Remember, only retail businesses deal with the sales tax. which is easily computed from the regular accounts maintained for business purposes (it does not impose requirements beyond adding up gross sales). Others not engaged in "retail" sales are not burdened by retail sales nor the income or payroll taxes of today. Even resale of used/antique products is available as a business that does not entail the sales tax since those products have previously been tax, or grandfathered in the legislation.
The costs embedded in price of goods is much lower than in the income payroll tax system.
I refer you to the section of the following article about the Income/Payroll tax system and its impact on our economy "A. Hidden Upstream Taxes. " paragraph 39.
"[39] Dr.
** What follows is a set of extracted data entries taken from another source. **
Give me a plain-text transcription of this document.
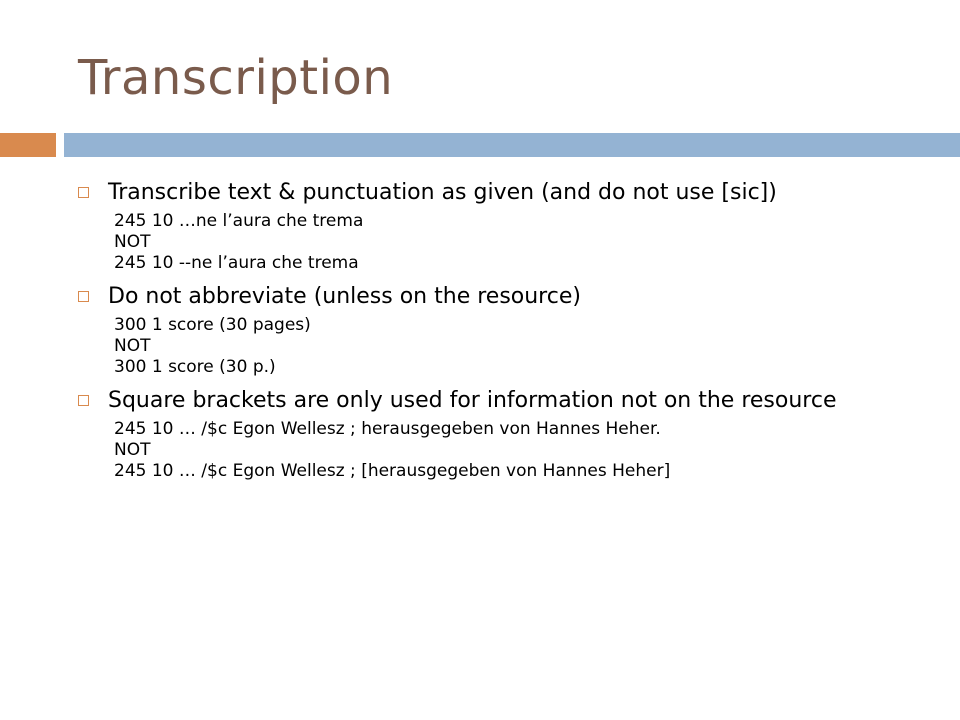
Transcription
Transcribe text & punctuation as given (and do not use [sic])
245 10 …ne l’aura che trema
NOT
245 10 --ne l’aura che trema
Do not abbreviate (unless on the resource)
300 1 score (30 pages)
NOT
300 1 score (30 p.)
Square brackets are only used for information not on the resource
245 10 … /$c Egon Wellesz ; herausgegeben von Hannes Heher.
NOT
245 10 … /$c Egon Wellesz ; [herausgegeben von Hannes Heher]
Dale Jorgenson, Chairman of Harvard University's Economics Department, believes that the price of goods and services are inflated by about 20 percent or more by upstream taxes consumers ultimately bear. In a recent paper Dr. Jorgenson estimated the built-in taxes contained in the price of goods and services. /22/ In the chart above, he quantified the hidden component of tax, estimating that producer prices would fall on repeal of upstream taxes an average of about 22 percent."
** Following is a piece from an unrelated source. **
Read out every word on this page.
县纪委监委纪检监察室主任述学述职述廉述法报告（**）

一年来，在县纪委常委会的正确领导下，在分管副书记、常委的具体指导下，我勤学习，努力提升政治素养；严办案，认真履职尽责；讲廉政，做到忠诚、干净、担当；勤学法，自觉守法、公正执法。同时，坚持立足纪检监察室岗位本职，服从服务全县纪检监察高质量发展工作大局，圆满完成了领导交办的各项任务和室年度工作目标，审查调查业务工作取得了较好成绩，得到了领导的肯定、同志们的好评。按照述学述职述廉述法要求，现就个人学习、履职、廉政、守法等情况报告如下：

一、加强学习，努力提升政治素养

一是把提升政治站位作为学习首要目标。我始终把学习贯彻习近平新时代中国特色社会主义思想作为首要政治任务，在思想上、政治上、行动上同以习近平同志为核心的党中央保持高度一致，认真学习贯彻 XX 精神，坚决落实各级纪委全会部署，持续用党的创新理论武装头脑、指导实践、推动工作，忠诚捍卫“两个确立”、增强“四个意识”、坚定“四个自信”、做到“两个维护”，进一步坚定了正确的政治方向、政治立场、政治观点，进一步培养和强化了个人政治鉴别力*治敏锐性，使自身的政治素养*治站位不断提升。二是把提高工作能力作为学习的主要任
Looking at the accompanying chart, the range of values from industry to industry appears to be about 12-25%.
As a consequence the 22% price drops from overhead cost reductions tend to offset the 23% leaving about the same total expended with tax included as you are paying now with after tax income.
The net effect, more money to spend or save, and no impact otherthan positively on the sales.
All taxes encourage evasion.
It comes down to is the liability worth it.
90% of retail dollars flow through 10% of retail businesses.
No substantive business is going to risk there reputations and right to do business for the sake of not collecting a tax paid by its customer.
I would think that a simple flat tax would be harder to evade because of the two party conspiratory actions required to accomplish it (employer and employee).
Since when does it take two parties to conspire as regards an income tax. Just takes one deciding to not report receipts from cash when dealing with individuals only there is no reporting by your "employers"(i.e. customers) of how much they paid your or even that business occurred. Better talk to our infamous tax protesters on the FR threads for the bottomline on that.
Our do you intend to double the size cost of the Income Tax bureaucracy to track down cash payers as well as income receivers.
In the case of retail taxes there are two clear parties, one knowing he paid a tax, or at least got out of it but not at any liability for not remitting such to the government. The other, the business gets all the risk of not remitting taxes sufficient to cover his gross receipts. That business had better keep its customer very happy, else guess who turns states evidence. Then of course there the unhappy ex-spouse, the guy at the bar the business person boasts to, the envious neighbor, the tax authority sting, the ....
The interrogation burrden will fall squarely upon the shoulders of the producers.
Not quite true, as only those persons who chose to engage in retail business are subject tocollecting and remitting the tax, and they are paid to do that job by the feds. All others don't have anything to do with it.